Zidi Jr. réécrit l’Histoire

Denis (Kev Adams)et Sami (Brahim Bouhlel) vont prendre de gros risques… / Photo : Marie-Camille Orlando

Difficile de faire mieux que La Grande Vadrouille pour sourire de la Seconde Guerre mondiale. Claude Zidi Jr. a essayé avec Le Jour J, dans les salles de cinéma mercredi 15 octobre, mais, malgré un démarrage amusant, ça fait plouf.

Juin 1944. Le Débarquement se prépare. Claude Zidi Jr. imagine un soldat français dévoué, Denis Porte (Kev Adams), sur une base militaire anglaise factice, déplaçant chaque jour des soldats postiches pour tromper l’ennemi. Situation frustrante pour un Porte chez qui on a tendance à mourir en héros pour la France de père en fils. Frustrante pour Denis mais rassurante pour sa mère. 
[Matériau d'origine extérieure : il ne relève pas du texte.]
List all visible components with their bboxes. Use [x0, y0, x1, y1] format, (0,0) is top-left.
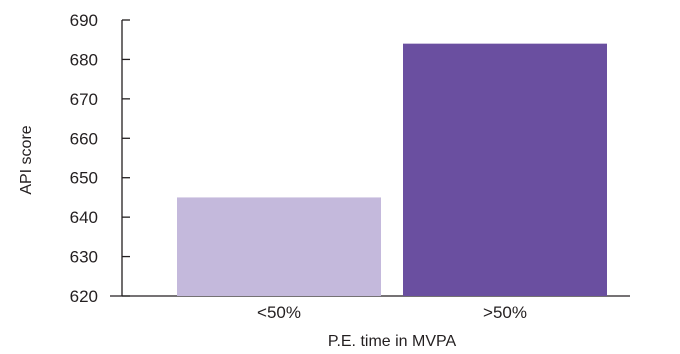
y-tick-label: 620 [70, 287, 98, 306]
bars [177, 43, 607, 297]
y-axis: 620 630 640 650 660 670 680 690 [70, 11, 130, 306]
bar-below-50 [177, 197, 381, 296]
y-tick-label: 670 [70, 90, 98, 109]
bar-above-50 [403, 43, 607, 297]
x-axis-category-labels: <50% >50% [257, 303, 527, 322]
y-tick-label: 660 [70, 129, 98, 148]
y-axis-title: API score [18, 125, 35, 194]
x-axis-title: P.E. time in MVPA [328, 333, 457, 350]
y-axis-ticks: 620 630 640 650 660 670 680 690 [70, 11, 130, 306]
y-tick-label: 680 [70, 50, 98, 69]
y-tick-label: 640 [70, 208, 98, 227]
y-tick-label: 630 [70, 248, 98, 267]
y-tick-label: 690 [70, 11, 98, 30]
x-category-label: >50% [483, 303, 527, 322]
x-category-label: <50% [257, 303, 301, 322]
y-tick-label: 650 [70, 169, 98, 188]
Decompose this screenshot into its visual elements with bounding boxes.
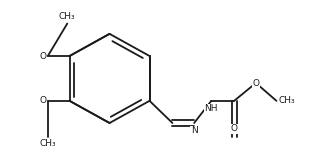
Text: O: O [252,79,260,87]
Text: CH₃: CH₃ [40,139,56,148]
Text: O: O [40,51,47,61]
Text: NH: NH [204,104,218,113]
Text: CH₃: CH₃ [59,12,76,21]
Text: O: O [40,96,47,105]
Text: N: N [191,126,197,135]
Text: O: O [231,124,238,133]
Text: CH₃: CH₃ [278,96,295,105]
Une fois le décor planté et le héros un brin pleutre dessiné, il est temps de passer à l’action : lors d’une soirée bien arrosée, Denis rencontre Sami (Brahim Bouhlel), médecin algérien qui rêve de rencontrer De Gaulle. Ils décident de participer au Débarquement sauf que lorsqu’ils embarquent ce n’est ni le bon jour ni le bon lieu.  Avec eux, Le jour J, c’est pas gagné …
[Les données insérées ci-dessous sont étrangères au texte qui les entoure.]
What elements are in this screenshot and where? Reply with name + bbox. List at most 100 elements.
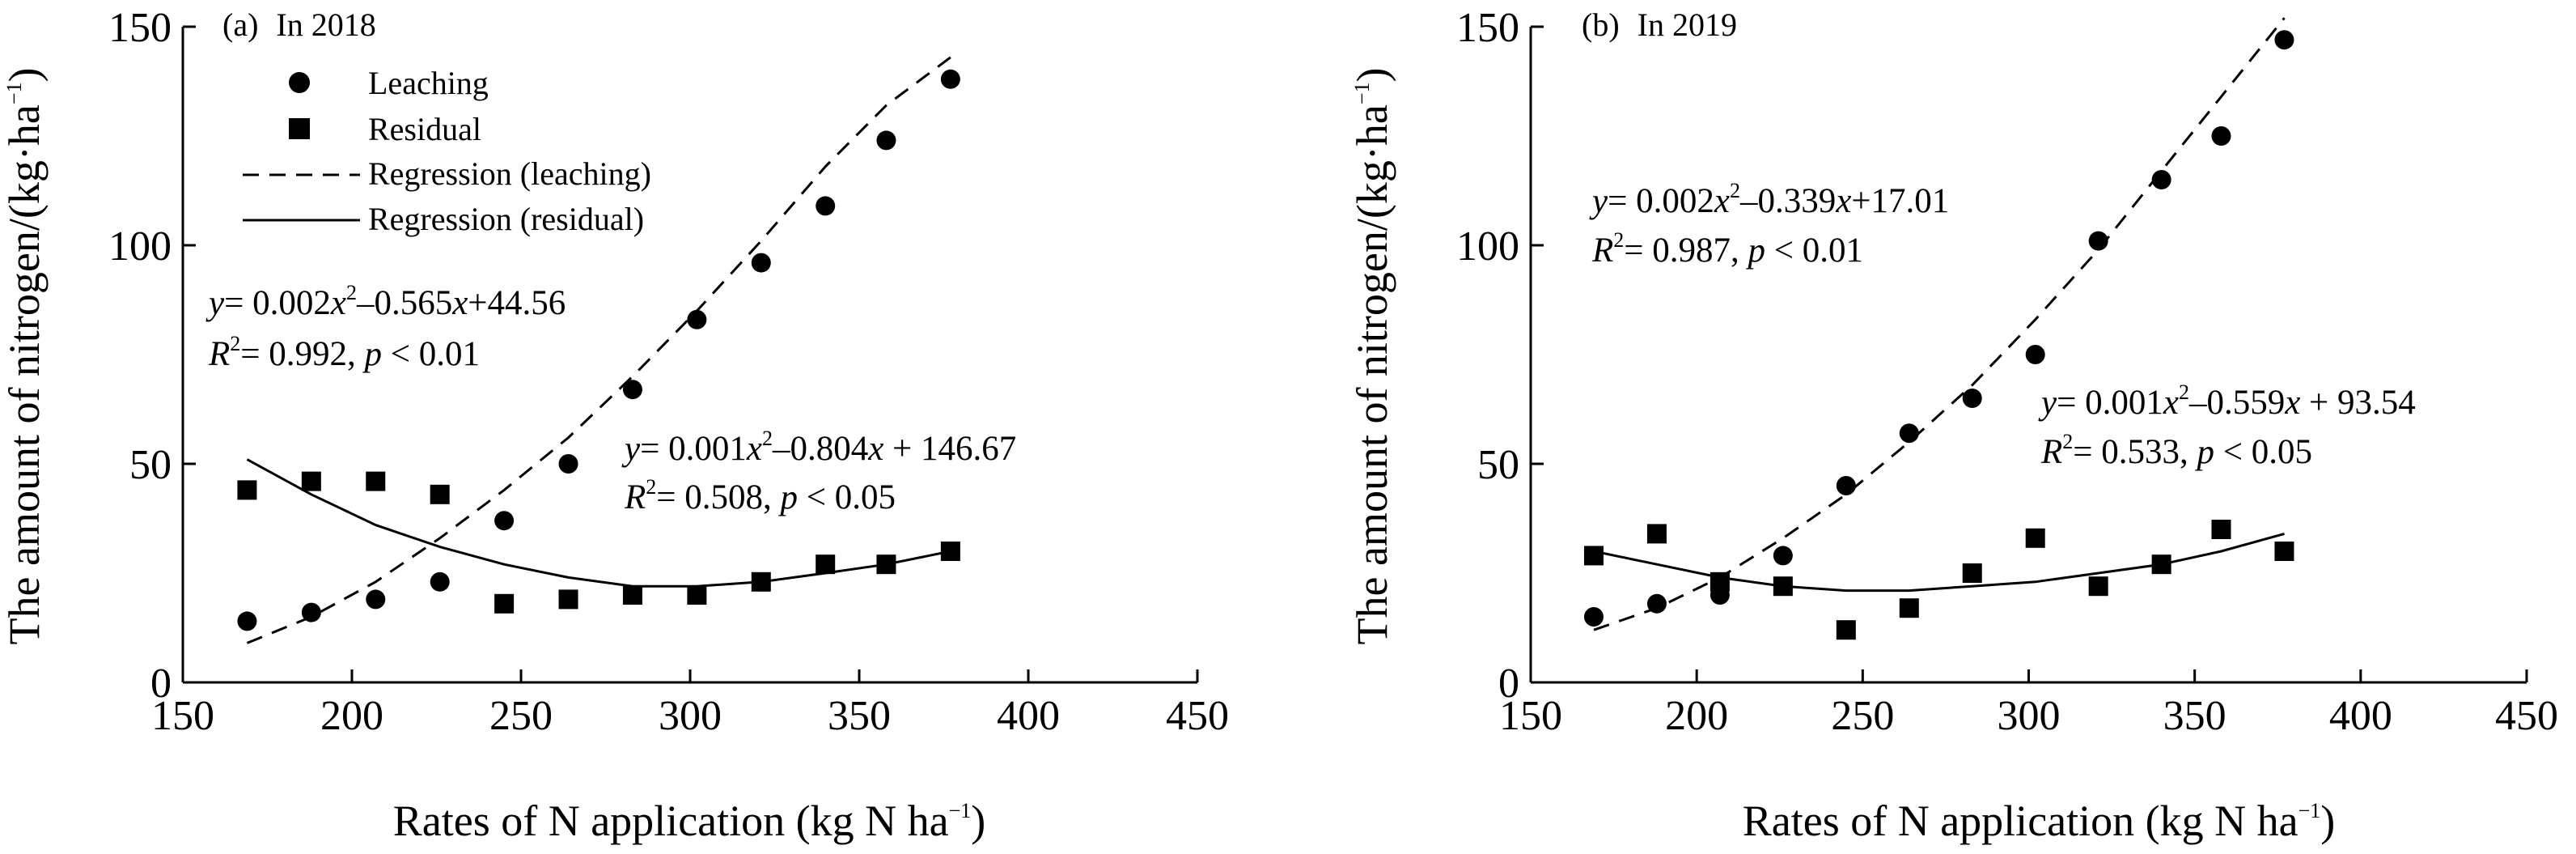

Dans ce genre de comédie potache, le réalisateur doit compter sur ses comédiens pour donner de l’impact à des répliques et des gags plus ou moins drôles. Et à ce petit jeu, c’est Brahim Bouhlel qui tire son épingle du jeu. Il n’est pas seulement le faire-valoir de Kev Adams — déjà complice de Claude Zidi Jr. dans Maison de retraite 2 — mais se révèle plutôt pertinent. Le duo maladroit qui finalement va jouer un rôle déterminant dans le vrai Débarquement, occupe le terrain avec maladresse. Claude Zidi Jr. réécrit l’Histoire, ce n’est pas sérieux, mais ça peut amuser celui qui a vraiment besoin d’un moment de détente.